Study Suggests Significant Racial and Ethnic Differences in Blood Pressure Control among Veterans with Type 2 Diabetes
Many patients with diabetes have comorbid cardiovascular risk factors including hypertension, and current guidelines emphasize the importance of risk factor control in diabetic patients. Despite increases in the prevalence of hypertension, the U.S. has seen marked improvements in hypertension awareness, treatment, and control; however, racial and ethnic disparities in these factors persist in the general population. This retrospective cohort study examined racial/ethnic differences in blood pressure control among Veterans with type 2 diabetes from 1996 through 2006 (mean follow-up was 5 years) and uncontrolled BP at baseline. Using VA data, investigators identified 5,319 Veterans with type 2 diabetes and initially uncontrolled BP (>140/>90mmHg) in the first year they participated in the study, who had received treatment at one VA facility in the Southeastern U.S. Each Veteran’s mean blood pressure was assessed every year, with BP control defined as <140/<90 mmHg. The main predictor variable was race/ethnicity, categorized as: non-Hispanic White (46%), non-Hispanic Black (26%), Hispanic/Other (19%), and Unknown (9%). Investigators also examined socio-demographics, service-connectedness, and medical and psychiatric comorbidities.

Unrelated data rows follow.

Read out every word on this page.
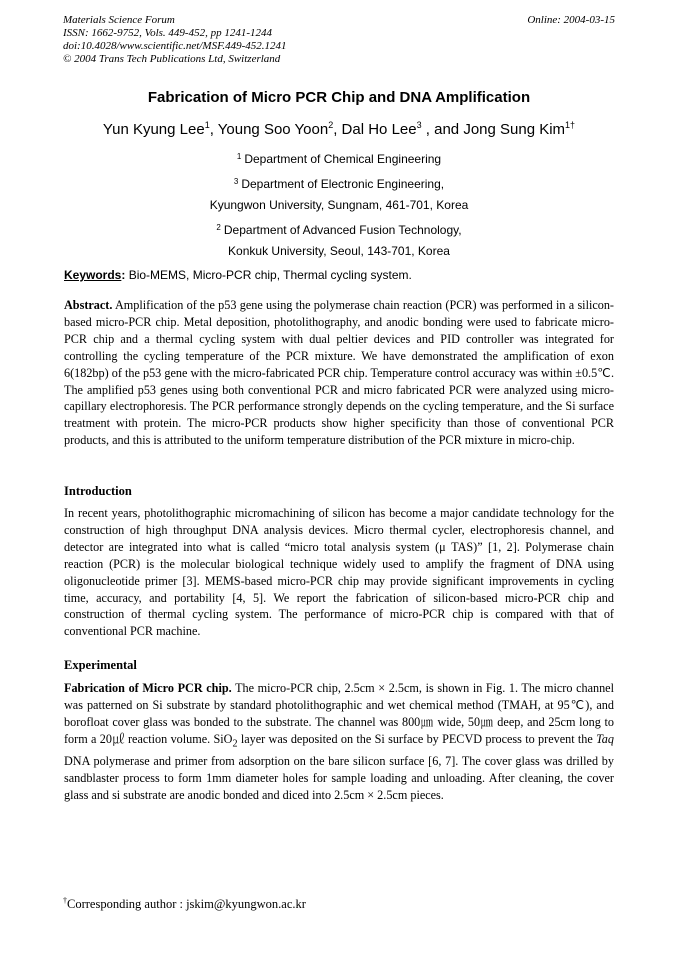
Materials Science Forum
ISSN: 1662-9752, Vols. 449-452, pp 1241-1244
doi:10.4028/www.scientific.net/MSF.449-452.1241
© 2004 Trans Tech Publications Ltd, Switzerland
Online: 2004-03-15
Fabrication of Micro PCR Chip and DNA Amplification
Yun Kyung Lee$^1$, Young Soo Yoon$^2$, Dal Ho Lee$^3$ , and Jong Sung Kim$^{1\dagger}$
$^1$ Department of Chemical Engineering
$^3$ Department of Electronic Engineering,
Kyungwon University, Sungnam, 461-701, Korea
$^2$ Department of Advanced Fusion Technology,
Konkuk University, Seoul, 143-701, Korea
Keywords: Bio-MEMS, Micro-PCR chip, Thermal cycling system.
Abstract. Amplification of the p53 gene using the polymerase chain reaction (PCR) was performed in a silicon-based micro-PCR chip. Metal deposition, photolithography, and anodic bonding were used to fabricate micro-PCR chip and a thermal cycling system with dual peltier devices and PID controller was integrated for controlling the cycling temperature of the PCR mixture. We have demonstrated the amplification of exon 6(182bp) of the p53 gene with the micro-fabricated PCR chip. Temperature control accuracy was within ±0.5℃. The amplified p53 genes using both conventional PCR and micro fabricated PCR were analyzed using micro-capillary electrophoresis. The PCR performance strongly depends on the cycling temperature, and the Si surface treatment with protein. The micro-PCR products show higher specificity than those of conventional PCR products, and this is attributed to the uniform temperature distribution of the PCR mixture in micro-chip.
Introduction
In recent years, photolithographic micromachining of silicon has become a major candidate technology for the construction of high throughput DNA analysis devices. Micro thermal cycler, electrophoresis channel, and detector are integrated into what is called “micro total analysis system (μ TAS)” [1, 2]. Polymerase chain reaction (PCR) is the molecular biological technique widely used to amplify the fragment of DNA using oligonucleotide primer [3]. MEMS-based micro-PCR chip may provide significant improvements in cycling time, accuracy, and portability [4, 5]. We report the fabrication of silicon-based micro-PCR chip and construction of thermal cycling system. The performance of micro-PCR chip is compared with that of conventional PCR machine.
Experimental
Fabrication of Micro PCR chip. The micro-PCR chip, 2.5cm × 2.5cm, is shown in Fig. 1. The micro channel was patterned on Si substrate by standard photolithographic and wet chemical method (TMAH, at 95℃), and borofloat cover glass was bonded to the substrate. The channel was 800㎛ wide, 50㎛ deep, and 25cm long to form a 20㎕ reaction volume. SiO$_2$ layer was deposited on the Si surface by PECVD process to prevent the Taq DNA polymerase and primer from adsorption on the bare silicon surface [6, 7]. The cover glass was drilled by sandblaster process to form 1mm diameter holes for sample loading and unloading. After cleaning, the cover glass and si substrate are anodic bonded and diced into 2.5cm × 2.5cm pieces.
†Corresponding author : jskim@kyungwon.ac.kr
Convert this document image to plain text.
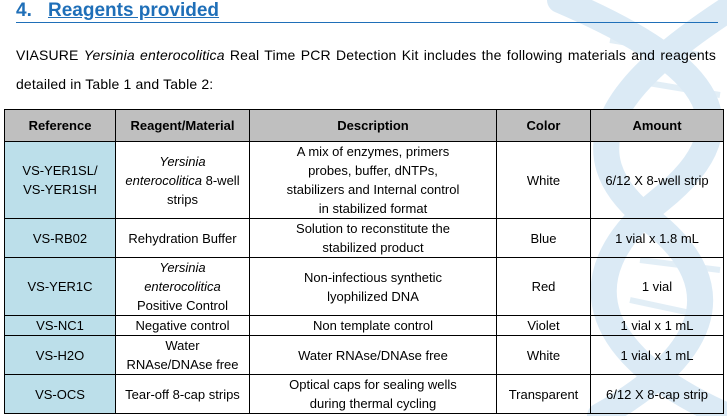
4. Reagents provided
VIASURE Yersinia enterocolitica Real Time PCR Detection Kit includes the following materials and reagents
detailed in Table 1 and Table 2:
Reference	Reagent/Material	Description	Color	Amount
VS-YER1SL/
VS-YER1SH	Yersinia
enterocolitica 8-well
strips	A mix of enzymes, primers
probes, buffer, dNTPs,
stabilizers and Internal control
in stabilized format	White	6/12 X 8-well strip
VS-RB02	Rehydration Buffer	Solution to reconstitute the
stabilized product	Blue	1 vial x 1.8 mL
VS-YER1C	Yersinia
enterocolitica
Positive Control	Non-infectious synthetic
lyophilized DNA	Red	1 vial
VS-NC1	Negative control	Non template control	Violet	1 vial x 1 mL
VS-H2O	Water
RNAse/DNAse free	Water RNAse/DNAse free	White	1 vial x 1 mL
VS-OCS	Tear-off 8-cap strips	Optical caps for sealing wells
during thermal cycling	Transparent	6/12 X 8-cap strip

- The adjusted proportion of Veterans with uncontrolled BP (>=140/90 mmHg) decreased in all groups over the study period. However, ethnic minority Veterans had significantly increased odds of poor BP control over a mean follow-up of 5 years compared to non-Hispanic White Veterans, independent of socio-demographic factors and comorbidity patterns. Compared to non-Hispanic Whites (45%), 54% of non-Hispanic Black Veterans, 48% of Hispanic Veterans, and 49% of Veterans with unknown race had poor blood pressure control.
- In using a more stringent BP cutoff (>=130/80 mmHg) to define poor BP control, 74% of non-Hispanic White Veterans had poor blood pressure control over the 5 years compared to 82% of non-Hispanic Black Veterans, 75% of Hispanic Veterans, and 79% of Veterans with unknown race/ethnicity.
- The presence of a hypertension diagnosis at the time of study entry appears to be associated with higher odds of achieving BP control over time. Among other comorbidities, cancer, coronary heart disease, congestive heart failure, and substance use disorders were all associated with increased odds of good BP control over time.
- It is possible that unmeasured factors may have confounded the relationship between race/ethnicity and BP control.
- Data on medication usage and adherence, health literacy, disease beliefs, and trust in healthcare providers were not available for this study.
This study was funded by HSR&D. All authors are part of HSR&D’s Center for Disease Prevention and Health Interventions for Diverse Populations, Charleston, SC.
Axon R, Gebregziabher M, Echols C, Gilbert G, and Egede L. Racial and Ethnic Differences in Longitudinal Blood Pressure Control in Veterans with Type 2 Diabetes Mellitus. Journal of General Internal Medicine June 14, 2011;Epub ahead of print.